И это было начало конца, это было узнавание. Не внук он вовсе, какой там внук — петля внезапно впилась в грудь со страшной силой, — он… он… у Олмстеда Уайта не осталось слов, чтобы выразить то, что он увидел, только гнев трещал в нем, как жир на раскаленной сковороде. Подняв над головой руку с мачете, он сделал три шага вперед, вглядываясь в эти китайские глаза, нос, рот и уши, что вновь явились над ним измываться. «Сволочь!» — крикнул он или, скорей, попытался крикнуть; слово застряло у него в горле и принялось душить его — петля… удавка… две петли… и что-то у него внутри вдруг подалось, и он рухнул лицом в водяную глубь, зная, что никогда больше ему не будет трудно дышать.
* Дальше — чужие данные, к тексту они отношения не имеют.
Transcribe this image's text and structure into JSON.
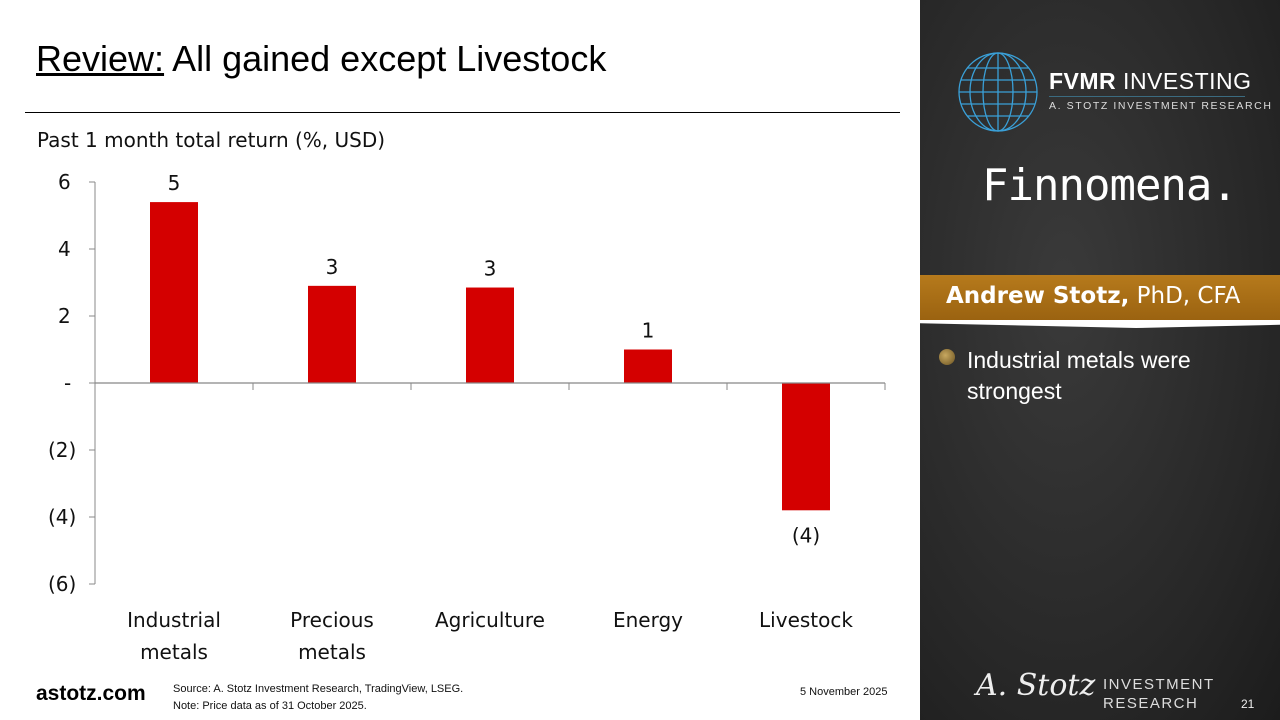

В то утро — шестое утро в доме Бустеров — Хиро проснулся от запаха жареной ветчины и яичницы с помидорами, а еще от звуков смутно знакомой симфонической музыки — кажется, русской или европейской. Он облачился в свежевыстиранные шорты (Эмбли Вустер, пустившись в рассуждения о джинсовых тканях — тайваньских, корейских и фирмы «Джордаш», пыталась всучить ему джинсы внука, но они на него не налезли), натянул серую футболку и плотные хлопчатобумажные носки, обулся в высокие кроссовки «Найк», которые оказались ему как раз по ноге, и сбежал вниз завтракать.
Звуки оркестра приветственно окрепли; повернув за угол и войдя в освещенную солнцем гостиную, он встретился взглядом с утренней служанкой Долли, которая тут же, как мышка, шмыгнула прочь. Если ее сменщица Вернеда была крепко сбита и подозрительна, то с Долли все наоборот: субтильная и нервная, она все время отводила глаза в сторону. Прическа ее была настоящим парикмахерским чудом, а желтовато- коричневая кожа напоминала цветом форменную куртку, в которой Хиро мальчиком ходил в школу. Она ретировалась в столовую, предоставив Хиро отвешивать глубокие поклоны хозяину и хозяйке, которые завтракали за столом у окна-фонаря, выходящего на море. От стекла шло сияние. Над их головами висели чайки. За пением скрипок угадывался шум прибоя,
— Сэйдзи! — воскликнула старая дама, глядя на него с хитрым видом: голова склонена набок, размазанная губная помада скрадывает кривую улыбку. Он видел, как она силится сдержаться, кусает губу, стараясь укротить поток банальностей, который, как бич, гонял ее язык между небом и губами каждую секунду бодрствования. — Охайо, — поздоровалась она с ним по-японски, борясь со своим непоседливым языком, даже глаза выпучила от натуги.
Он еще раз поклонился.
— Охайо годзаимас, — сказал он и поклонился главе семьи. Но тому было все равно — он был слепоглухонемой и торчал, подпертый в своем кресле с колесами, как воронье пугало на шесте.
На столе были ломтики ветчины, яичница с помидорами, тосты, масло, кофе и джем. Не ахти какой завтрак; он предпочел бы о-тядзукэ — рис в зеленом чае, — но ему грех было жаловаться после скитаний по болотам, после крабов и кузнечиков, после достопамятной трапезы, состоявшей из растворимого кофе, соевой забелки и сахарина. И все же американцы обращаются с едой по-варварски — валят все в одну кучу, не думая ни о красоте, ни о соразмерности, как будто еда — это что-то постыдное; если бы не голод, он ни за что бы не взял это в рот. Он выдвинул стул, чтобы сесть.
— Неужели вы ничего не замечаете? — спросила старушонка, вся дрожа от усилия обуздать буйную речевую поросль, потоки слогов, слов и фраз. Он озадаченно застыл, так и не сев.